Poster Presentation Cancer Survivorship 2019

Patients’ information coping style influences the benefit of a survivorship care plan in the ROGY Care Trial: new insights for tailored delivery (#120)

Belle H de Rooij 1 2 , Nicole P.M. Ezendam 1 2 , M. Caroline Vos 3 , Johanna M.A. Pijnenborg 4 , Dorry Boll 5 , Roy F.P.M. Kruitwagen 6 , Lonneke V. van de Poll-Franse 1 2 7
  1. Department of Medical and Clinical Psychology, CoRPS - Center of Research on Psychology in Somatic diseases, Tilburg University, Tilburg, The Netherlands
  2. Netherlands Comprehensive Cancer Organisation (IKNL), Eindhoven, NOORD-BRABANT, Netherlands
  3. Department of Obstetrics and Gynecology, Gynecologic Cancer Center South, Elisabeth-TweeSteden Hospital, Tilburg, The Netherlands
  4. Department of Obstetrics & Gynecology, Radboud University Medical Center, Nijmegen, The Netherlands
  5. Department of Gynecology, Catharina Hospital, Eindhoven, The Netherlands
  6. Department of Gynecology and GROW, School for Oncology and Developmental Biology, Maastricht University Medical Center, Maastricht, The Netherlands
  7. Division of Psychosocial Research and Epidemiology, The Netherlands Cancer Institute, Amsterdam, The Netherlands

Aims: Previous trials failed to identify beneficial effects of survivorship care plans (SCPs) in unselected survivor populations. However, SCPs may be beneficial for subgroups of survivors. Considering that individuals may respond differently to SCPs according to their information coping style, we aim to assess whether the impact of SCPs on patient reported outcomes is different in survivors with an information seeking coping style (‘monitoring’) versus survivors with an information avoiding coping style (‘blunting’).

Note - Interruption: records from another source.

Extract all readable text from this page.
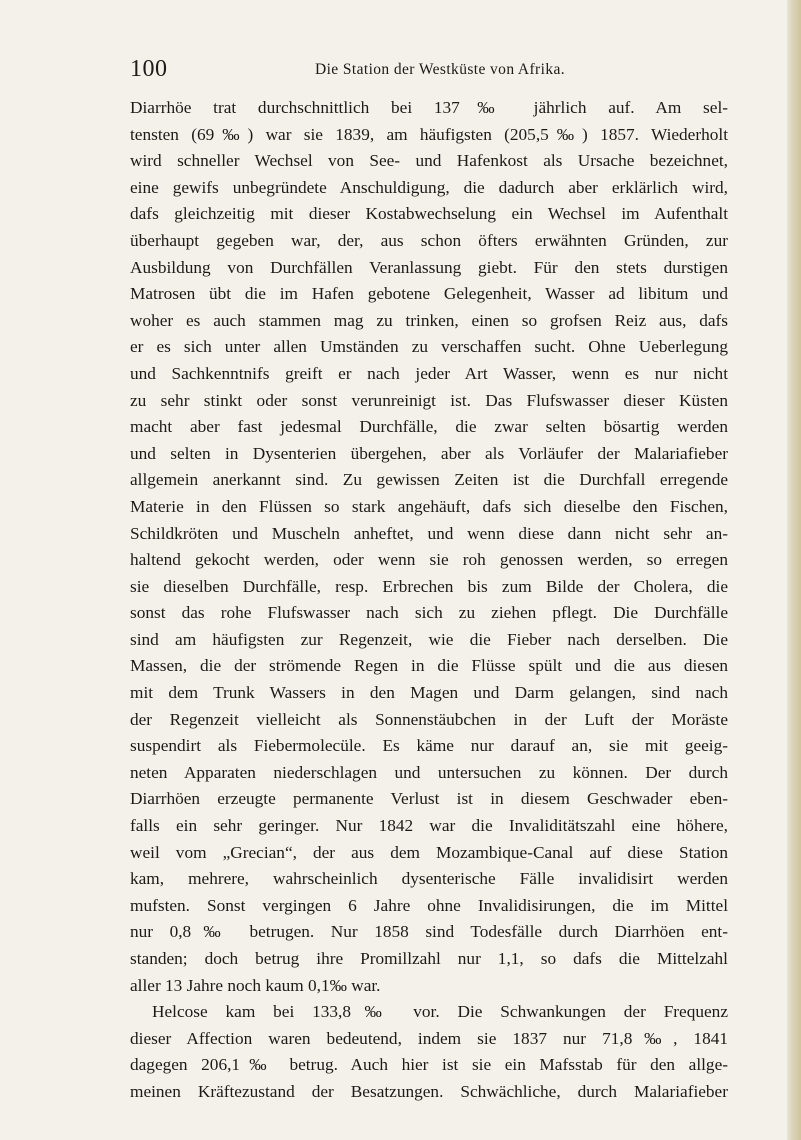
100	Die Station der Westküste von Afrika.
Diarrhöe trat durchschnittlich bei 137‰ jährlich auf. Am sel-
tensten (69‰) war sie 1839, am häufigsten (205,5‰) 1857. Wiederholt
wird schneller Wechsel von See- und Hafenkost als Ursache bezeichnet,
eine gewifs unbegründete Anschuldigung, die dadurch aber erklärlich wird,
dafs gleichzeitig mit dieser Kostabwechselung ein Wechsel im Aufenthalt
überhaupt gegeben war, der, aus schon öfters erwähnten Gründen, zur
Ausbildung von Durchfällen Veranlassung giebt. Für den stets durstigen
Matrosen übt die im Hafen gebotene Gelegenheit, Wasser ad libitum und
woher es auch stammen mag zu trinken, einen so grofsen Reiz aus, dafs
er es sich unter allen Umständen zu verschaffen sucht. Ohne Ueberlegung
und Sachkenntnifs greift er nach jeder Art Wasser, wenn es nur nicht
zu sehr stinkt oder sonst verunreinigt ist. Das Flufswasser dieser Küsten
macht aber fast jedesmal Durchfälle, die zwar selten bösartig werden
und selten in Dysenterien übergehen, aber als Vorläufer der Malariafieber
allgemein anerkannt sind. Zu gewissen Zeiten ist die Durchfall erregende
Materie in den Flüssen so stark angehäuft, dafs sich dieselbe den Fischen,
Schildkröten und Muscheln anheftet, und wenn diese dann nicht sehr an-
haltend gekocht werden, oder wenn sie roh genossen werden, so erregen
sie dieselben Durchfälle, resp. Erbrechen bis zum Bilde der Cholera, die
sonst das rohe Flufswasser nach sich zu ziehen pflegt. Die Durchfälle
sind am häufigsten zur Regenzeit, wie die Fieber nach derselben. Die
Massen, die der strömende Regen in die Flüsse spült und die aus diesen
mit dem Trunk Wassers in den Magen und Darm gelangen, sind nach
der Regenzeit vielleicht als Sonnenstäubchen in der Luft der Moräste
suspendirt als Fiebermolecüle. Es käme nur darauf an, sie mit geeig-
neten Apparaten niederschlagen und untersuchen zu können. Der durch
Diarrhöen erzeugte permanente Verlust ist in diesem Geschwader eben-
falls ein sehr geringer. Nur 1842 war die Invaliditätszahl eine höhere,
weil vom „Grecian“, der aus dem Mozambique-Canal auf diese Station
kam, mehrere, wahrscheinlich dysenterische Fälle invalidisirt werden
mufsten. Sonst vergingen 6 Jahre ohne Invalidisirungen, die im Mittel
nur 0,8‰ betrugen. Nur 1858 sind Todesfälle durch Diarrhöen ent-
standen; doch betrug ihre Promillzahl nur 1,1, so dafs die Mittelzahl
aller 13 Jahre noch kaum 0,1‰ war.
Helcose kam bei 133,8‰ vor. Die Schwankungen der Frequenz
dieser Affection waren bedeutend, indem sie 1837 nur 71,8‰, 1841
dagegen 206,1‰ betrug. Auch hier ist sie ein Mafsstab für den allge-
meinen Kräftezustand der Besatzungen. Schwächliche, durch Malariafieber
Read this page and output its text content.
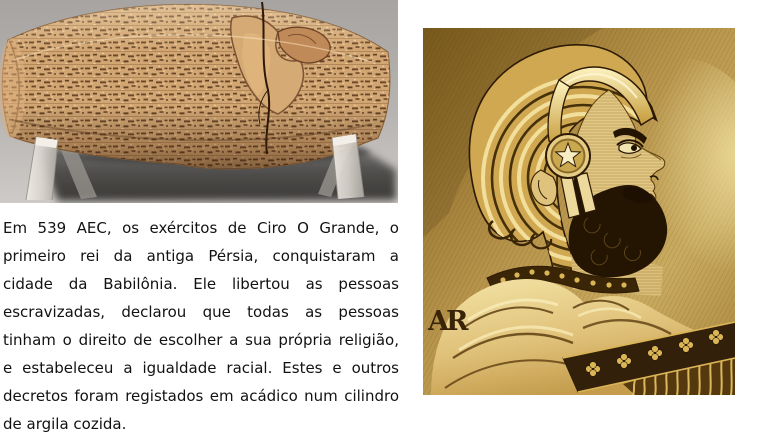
AR
Em 539 AEC, os exércitos de Ciro O Grande, o
primeiro rei da antiga Pérsia, conquistaram a
cidade da Babilônia. Ele libertou as pessoas
escravizadas, declarou que todas as pessoas
tinham o direito de escolher a sua própria religião,
e estabeleceu a igualdade racial. Estes e outros
decretos foram registados em acádico num cilindro
de argila cozida.
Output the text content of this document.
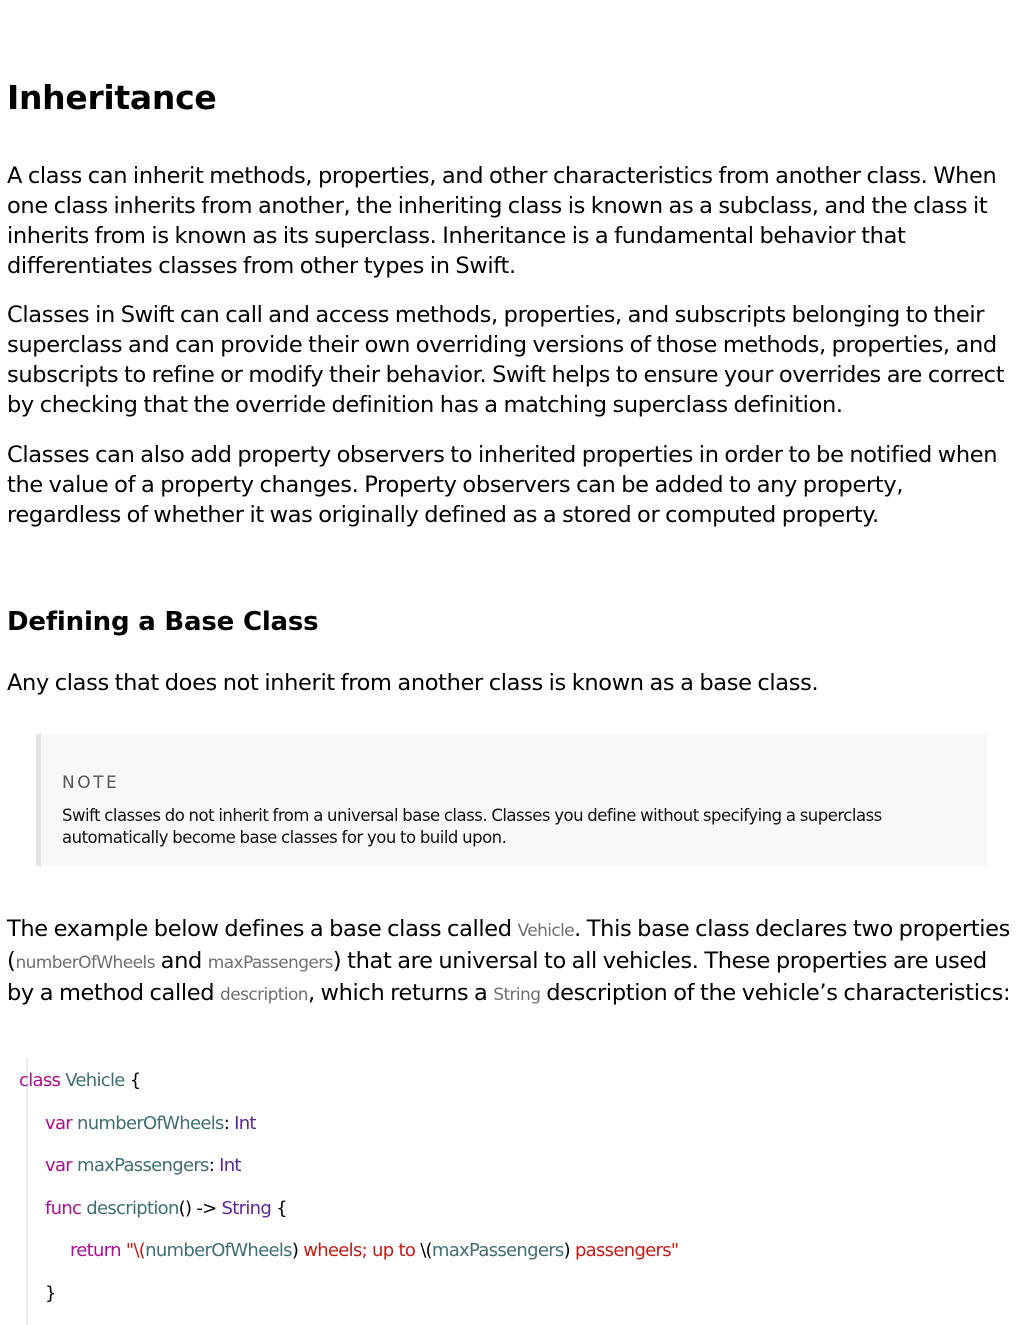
Inheritance

A class can inherit methods, properties, and other characteristics from another class. When one class inherits from another, the inheriting class is known as a subclass, and the class it inherits from is known as its superclass. Inheritance is a fundamental behavior that differentiates classes from other types in Swift.

Classes in Swift can call and access methods, properties, and subscripts belonging to their superclass and can provide their own overriding versions of those methods, properties, and subscripts to refine or modify their behavior. Swift helps to ensure your overrides are correct by checking that the override definition has a matching superclass definition.

Classes can also add property observers to inherited properties in order to be notified when the value of a property changes. Property observers can be added to any property, regardless of whether it was originally defined as a stored or computed property.

Defining a Base Class

Any class that does not inherit from another class is known as a base class.

NOTE
Swift classes do not inherit from a universal base class. Classes you define without specifying a superclass automatically become base classes for you to build upon.

The example below defines a base class called Vehicle. This base class declares two properties (numberOfWheels and maxPassengers) that are universal to all vehicles. These properties are used by a method called description, which returns a String description of the vehicle’s characteristics:

class Vehicle {
var numberOfWheels: Int
var maxPassengers: Int
func description() -> String {
return "\(numberOfWheels) wheels; up to \(maxPassengers) passengers"
}
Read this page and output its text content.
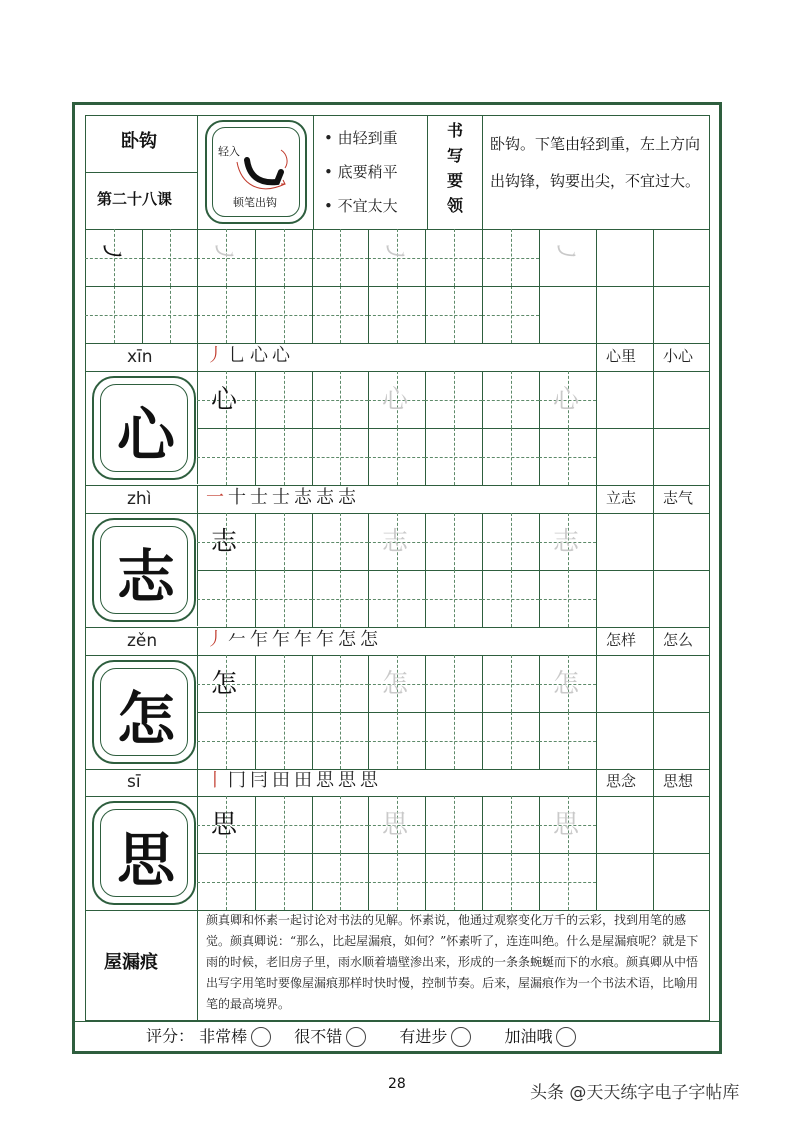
卧钩
第二十八课
轻入
顿笔出钩
• 由轻到重
• 底要稍平
• 不宜太大
书
写
要
领
卧钩。下笔由轻到重，左上方向出钩锋，钩要出尖，不宜过大。
㇃	㇃	㇃	㇃
xīn	丿乚心心	心里 小心
心
心	心	心
zhì	一十士士志志志	立志 志气
志
志	志	志
zěn	丿𠂉乍乍乍乍怎怎	怎样 怎么
怎
怎	怎	怎
sī	丨冂冃田田思思思	思念 思想
思
思	思	思
屋漏痕
颜真卿和怀素一起讨论对书法的见解。怀素说，他通过观察变化万千的云彩，找到用笔的感觉。颜真卿说：“那么，比起屋漏痕，如何？”怀素听了，连连叫绝。什么是屋漏痕呢？就是下雨的时候，老旧房子里，雨水顺着墙壁渗出来，形成的一条条蜿蜒而下的水痕。颜真卿从中悟出写字用笔时要像屋漏痕那样时快时慢，控制节奏。后来，屋漏痕作为一个书法术语，比喻用笔的最高境界。
评分： 非常棒	很不错	有进步	加油哦
28	头条 @天天练字电子字帖库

Methods: In the ROGY Care Trial, twelve hospitals in the Netherlands were randomized to ‘SCP care’ or ‘usual care’. All newly diagnosed endometrial and ovarian cancer patients in the ‘SCP care’ arm received an SCP that was automatically generated by the oncology provider through the web-based Registrationsystem Oncological GYnaecology (ROGY). Outcomes (satisfaction with information provision and care, illness perceptions and health care use) were measured directly after initial treatment and after 6, 12 and 24 months. Information coping style was measured at 12 months after initial treatment.

Results: Among patients with a ‘monitoring’ coping style (N=123), those in the ‘SCP care’ arm reported higher satisfaction with information provision (73.9 vs. 63.9, p=0.04) and care (74.5 vs. 69.2, p=0.03) compared to those in the ‘usual care’ arm. Among patients with a ‘blunting’ coping style (N=102), those in the ‘SCP care’ arm reported a higher impact of the disease on life (5.0 vs 4.5, p=0.02) and a higher emotional impact of the disease (5.4 vs. 4.2, p=0.01) compared to those in the ‘usual care’ arm.

Conclusions: Information coping style moderates the impact of SCPs in gynaecological cancer patients. SCPs may be beneficial for patients who desire information about their disease, while they may be less beneficial and perhaps even harmful for patients who avoid medical information, suggesting a need for tailored SCP provision to efficiently and effectively improve survivorship care.